“Oh my God! I’m so fucking jealous!” were the words coming out of my mouth upon hearing high school friend Lauren (aka Queerie Bradshaw, the owner of this site) lost her virginity to my high school crush!
One of my major crushes in high school was two years older than me. When I was a sophomore, he was a senior. Therefore, graduating high school two years before I did and leaving me with no one around to give me butterflies whenever I would “accidentally” bump into him on breaks between classes. But as I entered junior year, my eyes wandered around and fell so heavily on an oh-so-cute-adorable-bubbled-butt boy.
I became a little devious in our mutual English class. Maybe perhaps that’s why I became so fond of literature and writing; the fact that it was in our English class I was most alert! Our teacher would divide us up into groups or asks us who we wanted to work with. The first time, I manipulated the dividing system our teacher had to split our groups. Don’t ask me how, but I got to work with him.
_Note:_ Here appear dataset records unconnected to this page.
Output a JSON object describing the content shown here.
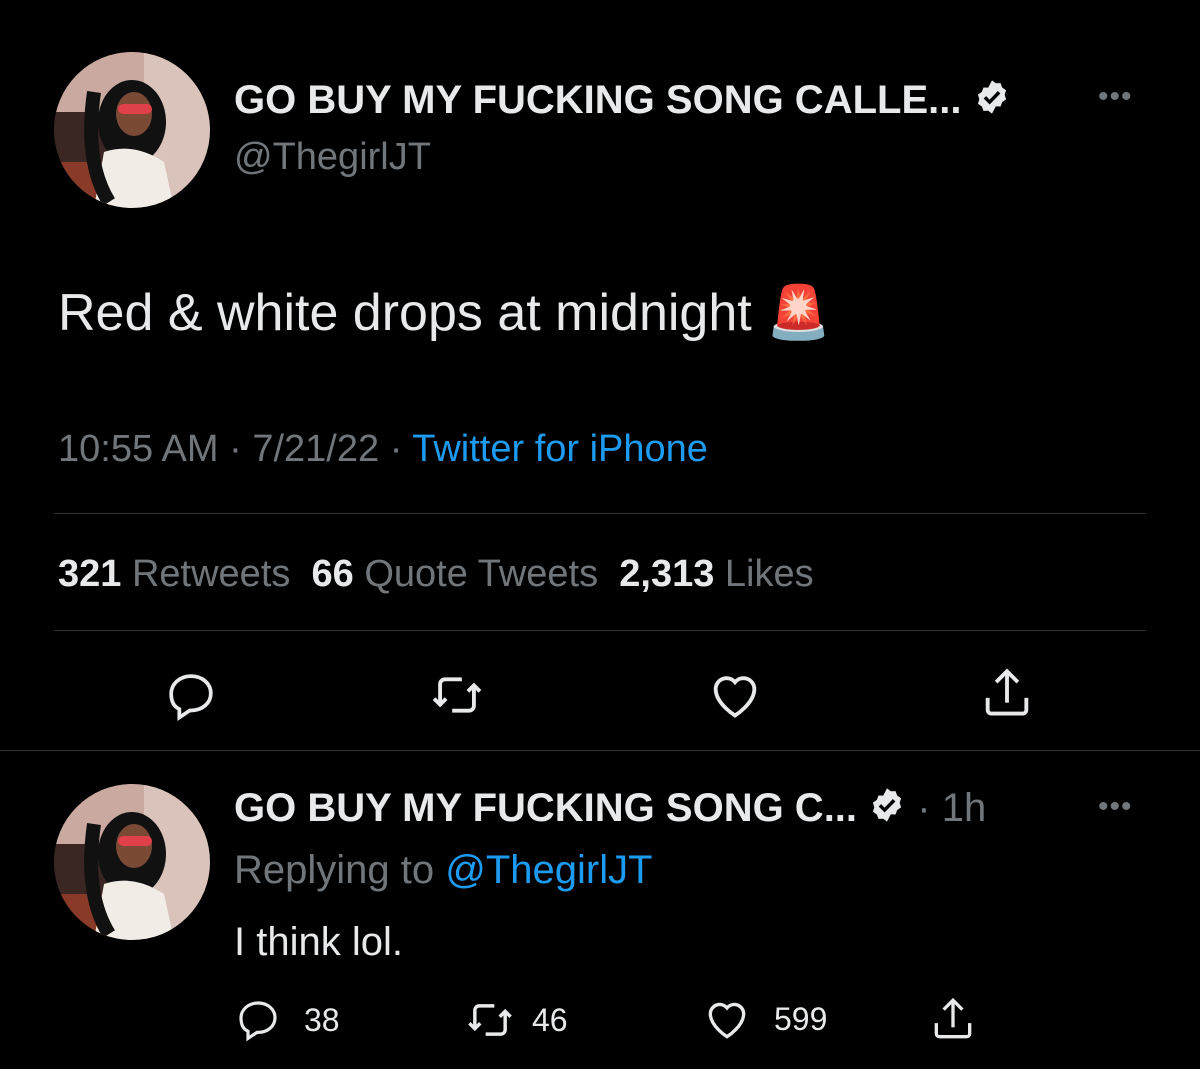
{
  "main_tweet": {
    "display_name": "GO BUY MY FUCKING SONG CALLE...",
    "handle": "@ThegirlJT",
    "text": "Red & white drops at midnight",
    "emoji": "🚨",
    "time": "10:55 AM",
    "date": "7/21/22",
    "separator": "·",
    "source": "Twitter for iPhone",
    "stats": {
      "retweets_count": "321",
      "retweets_label": "Retweets",
      "quotes_count": "66",
      "quotes_label": "Quote Tweets",
      "likes_count": "2,313",
      "likes_label": "Likes"
    },
    "actions": [
      "reply-icon",
      "retweet-icon",
      "like-icon",
      "share-icon"
    ]
  },
  "reply_tweet": {
    "display_name": "GO BUY MY FUCKING SONG C...",
    "separator": "·",
    "age": "1h",
    "replying_prefix": "Replying to",
    "replying_handle": "@ThegirlJT",
    "text": "I think lol.",
    "reply_count": "38",
    "retweet_count": "46",
    "like_count": "599"
  },
  "colors": {
    "background": "#000000",
    "text": "#e7e9ea",
    "muted": "#71767b",
    "link": "#1d9bf0",
    "divider": "#2f3336"
  }
}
The second time, the teacher asked me who I wanted to work with and my finger pointed straight to him!
One of my best memories of crushing on him was when he went to my house to work on our English project. He sat across from me at our dining room table and we discussed our presentation. It was easy to get lost in his blue eyes. (Sigh). As soon as he left I called my best friend telling her “Oh my God! Guess who just left my house?!” Oh to be in high school again. (Sigh again).
He was sweet. He was kind. And I never told him how much I crushed on him; which was actually kind of strange now that I think about it because I had a reputation around my friends of being able to tell my crushes I have a crush on them.
So here I am, ten years later, having a phone conversation with Queerie way past our bedtime. Catching up on our lives, our mutual love for writing, feeling appreciative of how she let’s me have this forum to explore my writing, talking about old high school crushes, when suddenly she drops that bomb on me that caused me to swear the lord’s name in vain and cuss out loud, “You what?! I’m so fucking jealous!”
I have to admit it took me back to old high school gossip days when all you did was share secrets with your closest friends. And Queerie has become just that. A wonderful close friend who I can talk about anything with. But I’m still jealous!